Video Game Design Elements: Atari v. Philips
Philips admitted that it copied from Pac-Man, but claimed fair use. It argued that “KC Munchkin” only copied elements that were necessary for a maze-chase game. The court disagreed: the gobbling protagonist and colorful ghosts were original to Pac-Man, and not necessary components to all maze-chase games. KC Munchkin was not fair use.
Parody: Dr. Seuss v. Penguin
Parody weighs in favor of fair use, but satire may not. In a parody, the copyrighted work is the target of ridicule. In a satire, the copyrighted work is merely a vehicle to poke fun at another target. Since Dr. Juice’s book used Dr. Seuss’ copyrighted stovepipe hat, but Juice didn’t ridicule Seuss, the court decided against fair use.

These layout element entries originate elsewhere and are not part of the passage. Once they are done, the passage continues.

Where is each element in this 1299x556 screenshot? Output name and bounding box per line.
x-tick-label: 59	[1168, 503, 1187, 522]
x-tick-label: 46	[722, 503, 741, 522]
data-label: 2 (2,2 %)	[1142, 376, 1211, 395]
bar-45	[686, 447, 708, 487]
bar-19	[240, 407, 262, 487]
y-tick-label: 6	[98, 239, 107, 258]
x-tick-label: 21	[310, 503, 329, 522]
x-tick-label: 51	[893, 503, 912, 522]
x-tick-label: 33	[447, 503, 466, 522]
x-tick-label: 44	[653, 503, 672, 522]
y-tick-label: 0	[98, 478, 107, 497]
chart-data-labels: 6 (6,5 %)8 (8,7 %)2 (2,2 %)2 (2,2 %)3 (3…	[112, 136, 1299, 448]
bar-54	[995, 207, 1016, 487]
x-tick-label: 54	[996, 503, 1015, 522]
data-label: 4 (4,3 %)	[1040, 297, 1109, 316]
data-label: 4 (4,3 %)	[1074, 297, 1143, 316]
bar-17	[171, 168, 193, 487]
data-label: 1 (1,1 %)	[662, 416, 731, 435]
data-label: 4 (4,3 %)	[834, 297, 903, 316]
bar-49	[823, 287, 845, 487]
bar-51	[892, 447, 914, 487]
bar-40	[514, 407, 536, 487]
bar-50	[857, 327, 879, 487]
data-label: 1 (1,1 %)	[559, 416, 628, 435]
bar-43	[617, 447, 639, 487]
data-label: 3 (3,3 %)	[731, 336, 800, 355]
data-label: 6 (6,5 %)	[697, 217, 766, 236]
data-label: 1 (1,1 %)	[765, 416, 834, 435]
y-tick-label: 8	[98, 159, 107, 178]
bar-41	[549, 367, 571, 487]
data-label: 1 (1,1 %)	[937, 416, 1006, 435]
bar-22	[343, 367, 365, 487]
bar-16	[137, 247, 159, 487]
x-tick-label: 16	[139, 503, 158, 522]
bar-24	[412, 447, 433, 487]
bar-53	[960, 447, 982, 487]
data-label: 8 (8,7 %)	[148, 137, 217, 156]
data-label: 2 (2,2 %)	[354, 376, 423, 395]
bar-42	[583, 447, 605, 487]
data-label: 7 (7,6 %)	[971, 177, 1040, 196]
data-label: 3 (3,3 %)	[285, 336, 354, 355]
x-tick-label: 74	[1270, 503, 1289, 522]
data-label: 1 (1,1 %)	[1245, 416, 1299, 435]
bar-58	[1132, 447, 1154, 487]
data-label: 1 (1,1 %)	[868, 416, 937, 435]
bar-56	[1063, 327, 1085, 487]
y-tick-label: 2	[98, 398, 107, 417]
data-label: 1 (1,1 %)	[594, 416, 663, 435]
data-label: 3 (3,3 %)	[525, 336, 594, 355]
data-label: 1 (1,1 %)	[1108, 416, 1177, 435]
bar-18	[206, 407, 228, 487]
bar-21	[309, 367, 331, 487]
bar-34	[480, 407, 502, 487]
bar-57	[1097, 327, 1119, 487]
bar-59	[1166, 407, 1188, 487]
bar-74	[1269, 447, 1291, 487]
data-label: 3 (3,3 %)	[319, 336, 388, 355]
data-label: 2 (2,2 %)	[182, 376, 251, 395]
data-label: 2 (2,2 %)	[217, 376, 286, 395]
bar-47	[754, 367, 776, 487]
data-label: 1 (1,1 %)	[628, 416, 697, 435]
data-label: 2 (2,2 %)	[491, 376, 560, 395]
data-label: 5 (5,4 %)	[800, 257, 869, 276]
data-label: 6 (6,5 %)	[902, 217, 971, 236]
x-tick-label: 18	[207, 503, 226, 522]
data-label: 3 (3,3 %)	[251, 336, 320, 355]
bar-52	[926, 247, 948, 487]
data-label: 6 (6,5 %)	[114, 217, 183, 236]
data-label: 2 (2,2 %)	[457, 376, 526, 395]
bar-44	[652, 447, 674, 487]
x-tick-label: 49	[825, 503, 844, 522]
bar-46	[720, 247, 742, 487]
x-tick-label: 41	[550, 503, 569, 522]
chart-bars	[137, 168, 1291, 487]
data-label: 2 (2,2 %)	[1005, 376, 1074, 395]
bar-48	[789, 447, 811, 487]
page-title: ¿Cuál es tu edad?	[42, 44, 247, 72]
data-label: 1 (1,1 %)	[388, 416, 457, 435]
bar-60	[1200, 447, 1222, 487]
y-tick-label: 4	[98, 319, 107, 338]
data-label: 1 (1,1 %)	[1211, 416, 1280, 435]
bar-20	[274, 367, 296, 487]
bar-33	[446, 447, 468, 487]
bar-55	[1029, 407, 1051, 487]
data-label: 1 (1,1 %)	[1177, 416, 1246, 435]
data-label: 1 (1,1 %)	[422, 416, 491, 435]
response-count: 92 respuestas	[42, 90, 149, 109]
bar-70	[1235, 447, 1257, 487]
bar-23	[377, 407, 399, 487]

GUI Design Elements: Apple v. Microsoft
In the late ’80s Microsoft copied visual design elements from the Apple’s groundbreaking GUI. The two UI’s are similar, especially in their ability to display overlapping windows (a big deal at the time). But the court found fair use.
Although the two operating system GUI’s share many similar elements, the court didn’t compare every element. Before making a comparison, the court “filtered out” two types of design elements: (1) elements that were in the public domain, and (2) elements that Apple had licensed to Microsoft. After this filtration step, there weren’t many design elements left. The court decided that Microsoft’s copying of a handful of remaining design elements was fair use.